Bahrain’s King Hamad Bin Isa al Khalifa “has been interested for a long time”.
Sudan, after the fall of General Omar al Bashir, is also a prime candidate, with informal ties to Israel dating back decades. The country craves Israeli agri-tech know-how as it wants to become the region’s breadbasket, said Yaari.
Oman is “interested” and Morocco has “very close cooperation under the table” with Israel. However, Kuwait “has taken a negative attitude” to the Israel–UAE accord, he said.
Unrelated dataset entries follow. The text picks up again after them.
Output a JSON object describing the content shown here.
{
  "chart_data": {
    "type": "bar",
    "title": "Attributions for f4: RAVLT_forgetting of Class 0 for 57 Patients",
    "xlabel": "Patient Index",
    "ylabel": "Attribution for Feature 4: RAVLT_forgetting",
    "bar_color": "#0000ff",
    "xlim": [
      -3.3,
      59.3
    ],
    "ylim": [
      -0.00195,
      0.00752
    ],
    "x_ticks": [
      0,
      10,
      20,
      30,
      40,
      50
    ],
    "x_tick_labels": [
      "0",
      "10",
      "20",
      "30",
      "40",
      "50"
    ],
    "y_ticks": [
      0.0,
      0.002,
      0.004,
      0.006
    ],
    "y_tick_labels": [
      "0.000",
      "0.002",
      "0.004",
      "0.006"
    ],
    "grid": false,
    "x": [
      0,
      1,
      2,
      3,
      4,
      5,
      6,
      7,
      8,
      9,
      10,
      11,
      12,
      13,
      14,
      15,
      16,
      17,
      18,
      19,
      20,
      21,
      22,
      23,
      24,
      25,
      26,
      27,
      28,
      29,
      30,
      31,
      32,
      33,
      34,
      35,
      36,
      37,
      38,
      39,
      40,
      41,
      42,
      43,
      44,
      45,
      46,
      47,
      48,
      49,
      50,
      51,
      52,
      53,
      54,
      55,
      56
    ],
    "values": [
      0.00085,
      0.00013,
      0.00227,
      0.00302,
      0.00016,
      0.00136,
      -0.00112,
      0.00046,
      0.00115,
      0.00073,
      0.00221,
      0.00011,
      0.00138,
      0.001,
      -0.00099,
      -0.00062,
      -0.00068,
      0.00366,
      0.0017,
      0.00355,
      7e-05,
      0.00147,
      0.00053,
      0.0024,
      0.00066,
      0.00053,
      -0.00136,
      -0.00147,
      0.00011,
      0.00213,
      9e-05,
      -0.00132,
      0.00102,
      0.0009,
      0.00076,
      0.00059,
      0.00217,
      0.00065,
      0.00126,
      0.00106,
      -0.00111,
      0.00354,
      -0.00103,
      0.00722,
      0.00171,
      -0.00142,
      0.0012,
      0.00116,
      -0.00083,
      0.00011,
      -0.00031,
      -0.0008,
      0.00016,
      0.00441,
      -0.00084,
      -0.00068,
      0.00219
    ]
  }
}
Meanwhile, “the Saudis are watching … are interested” after two decades of incrementally closer business ties with Israel, and low-key cooperation on security in the Red Sea and Suez Canal. But “Muslim sensitivities and the role [Saudis] want to play in the Islamic world” will slow any move to normalisation with Israel.
Moreover, Riyadh is conscious of its 2002 Saudi Peace Initiative, endorsed by the Arab League, which calls for the Arab world to recognise Israel in exchange for Israel’s withdrawal to its 1967 lines, a plan Yaari said “was spoilt by [former Palestinian Authority president] Yasser Arafat”.
Yaari described a “Netanyahu doctrine” of three steps – progressively closer ties with the non-aligned world, then closer ties with the Arab world, which are evolving, and finally an accord with the Palestinians.
He said Mahmoud Abbas has called on the Arab League to disavow the Israel–UAE accord. But the PA president has come under strong internal criticism for allowing the Palestinian agenda to slide from the radar.
The massive ammonium nitrate blast in Beirut has created political shockwaves, noted Yaari, with Hezbollah secretary-general Hassan Nasrallah under intense pressure following reports that shipments of ammonium nitrate have systematically been smuggled into Lebanon by Iran since 2013.
On prospects of a Joe Biden presidency, Yaari said there are questions about whether the US would return to negotiations with Iran to seek amendments that would allow it to rejoin the nuclear deal. But “it’s fairly safe to assume that policy towards Israel will be maintained”, as Biden’s foreign policy advisers are generally moderates from former president Bill Clinton’s administration.